図2】実施の形態2に係る撮像システムの構成を示すブロック図である。
図3】実施の形態2に係る撮像システムにおける撮像処理の流れについて説明するフローチャートである。
図4】実施の形態3に係る撮像システムの構成を示すブロック図である。
図5】実施の形態3に係る撮像システムにおける第1照明器の配置について説明する模式図である。
図6】実施の形態3に係る撮像システムにおける第2照明器の配置について説明する模式図である。
図7】実施の形態3に係る撮像システムにおける撮像処理の流れについて説明するフローチャートである。

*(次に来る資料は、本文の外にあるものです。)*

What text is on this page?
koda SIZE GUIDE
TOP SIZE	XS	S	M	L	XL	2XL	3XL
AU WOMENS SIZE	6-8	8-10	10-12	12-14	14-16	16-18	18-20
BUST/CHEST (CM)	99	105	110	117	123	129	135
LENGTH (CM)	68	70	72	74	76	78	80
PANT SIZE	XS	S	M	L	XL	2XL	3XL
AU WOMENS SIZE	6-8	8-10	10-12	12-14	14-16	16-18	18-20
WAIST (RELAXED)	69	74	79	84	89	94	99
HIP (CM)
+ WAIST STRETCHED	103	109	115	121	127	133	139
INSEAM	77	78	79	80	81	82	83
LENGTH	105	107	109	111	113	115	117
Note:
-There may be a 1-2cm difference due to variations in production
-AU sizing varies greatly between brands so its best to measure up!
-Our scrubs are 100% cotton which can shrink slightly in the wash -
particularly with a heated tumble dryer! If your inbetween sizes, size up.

図8】実施の形態4に係る撮像システムの構成を示すブロック図である。
図9】実施の形態4に係る撮像システムの第2照明器の配置について説明する模式図である。
図10】実施の形態5に係る撮像システムの構成を示すブロック図である。
図11】所定の長さと、第2照明器における照射光の光軸と虹彩撮像器の光軸とのなす角と、の関係について示すグラフである。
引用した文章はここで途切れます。